Pass the Frog Legs
published in the Chicago Sun-Times
When my daughter was a toddler, she was as fond of Cheerios, macaroni and hot dogs as the next kid. But her favorite thing to find on her high chair tray? Olive tapenade—she didn’t really care what it was served with, if anything, except a spoon.
Then in kindergarten, each child in Mia’s class was invited to bring his or her favorite fruit to school to share. Her hairy kiwi stood alone amid the bananas and grapes, a horrifying and repulsive creature to most 5-year-olds. Not my foodie kid.
So while it shocks the wait staff when my fifth grader now orders a plate of squid and devours it with gusto, finishing her meal with a decaf coffee, I’ve been reaping the benefits of her diverse palate for years. I almost never have to eat at a restaurant with an indoor playground.
I’ve nurtured this propensity because I believe dining out is a shot at adventure. A chance to try something you’ve never eaten before, something Mom will never in a million years cook at home.
And Chicago is our paradise, its eclectic eateries boundless opportunities to try something new. The only hitch: How will the staff and fellow diners react when your dinner date hasn’t hit puberty?
At the Raw Bar in Wrigleyville, it’s with a broad smile. The staff there hold the door, take our coats, ask how we are. Come, come, they tell us, as they lead us to the piano lounge, where cozy couples hold hands between courses. We even spent last Valentine’s Day there, the only non-adult couple in the room. Mia declared their frog legs and octopus to be the best ever.
Owners Toni and Julliano Motamen, parents themselves, are happy to invite kids into their upscale establishment. “We know how it is to deal with children,” Toni Motamen says. Their giant fish and lobster tanks are more than décor—they keep kids occupied while their order is being prepared.
The Raw Bar features some edgy fare, but young diners always find something they like, Motamen says, whether it be the burger, one of the noodle dishes or the Persian chicken, served as finger food. “They are pretty comfortable with the items on the menu,” he says. Still, “we give (servers) complete authority to make any alteration.”
Our welcomes are not always so hearty. When we ventured to the now-defunct date mecca Meritage in Bucktown, the staff seemed coolly impassive, as if we were a little odd for coming there. But the room was empty at the time, so they weren’t too worried about a kid ruining their vibe.
Mia was my date too at the romantic Geja’s in Lincoln Park. The hostess gave off some serious what-are-you-doing-here-with-a-kid vibes even though my daughter met the age limit (children must be at least 10 to dine there). But the waiters went overboard to be sure Princess Mia had everything she wanted for her fondue.
At most restaurants, few bat an eye. Our server at Crust recommended the wonderful flammkuchen despite its kid-risky bechamel sauce and caraway seeds. When we go for lahmacun at Turquoise, our service is always crisp and excellent. Kaze, the Russian Tea Room and Chinatown’s Happy Chef treated Mia like everyone else.

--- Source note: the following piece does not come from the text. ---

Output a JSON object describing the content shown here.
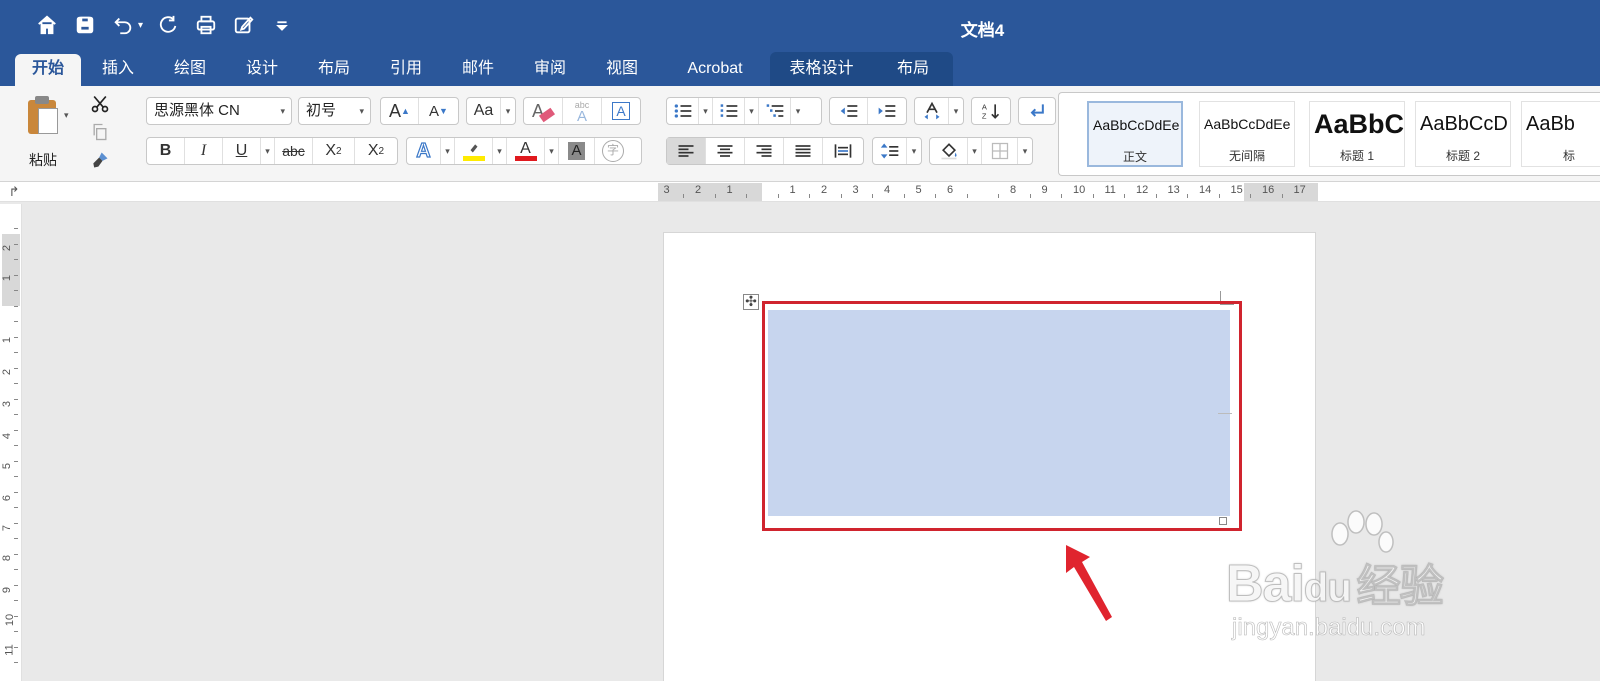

And then there was the man at Lincoln Square’s Cafe Descartes, who was so tickled that she likes decaf coffee that he gave her samples of every single flavor of gelato. Yes, all of them. We didn’t burst his bubble by mentioning that we just polished off some Cold Stone Creamery—the gelato was far more interesting anyway.
We usually embark on our adventures early on a Sunday evening. Turns out that’s an ideal time to try dining out with kids, says Melissa Graham, a mom, a chef and president of Purple Asparagus, a nonprofit encouraging good eating for families (www.purpleasparagus.com).
In fact, a new program the organization hopes to launch this spring will feature a series of prix fixe meals at a yet-to-be-decided list of restaurants from 5 to 7 p.m. Sundays, offering smaller portions of grownup food for families to try. Project Dine Out “gives parents a way to go to a restaurant that doesn’t have a kids’ menu and still have a good meal,” Graham says.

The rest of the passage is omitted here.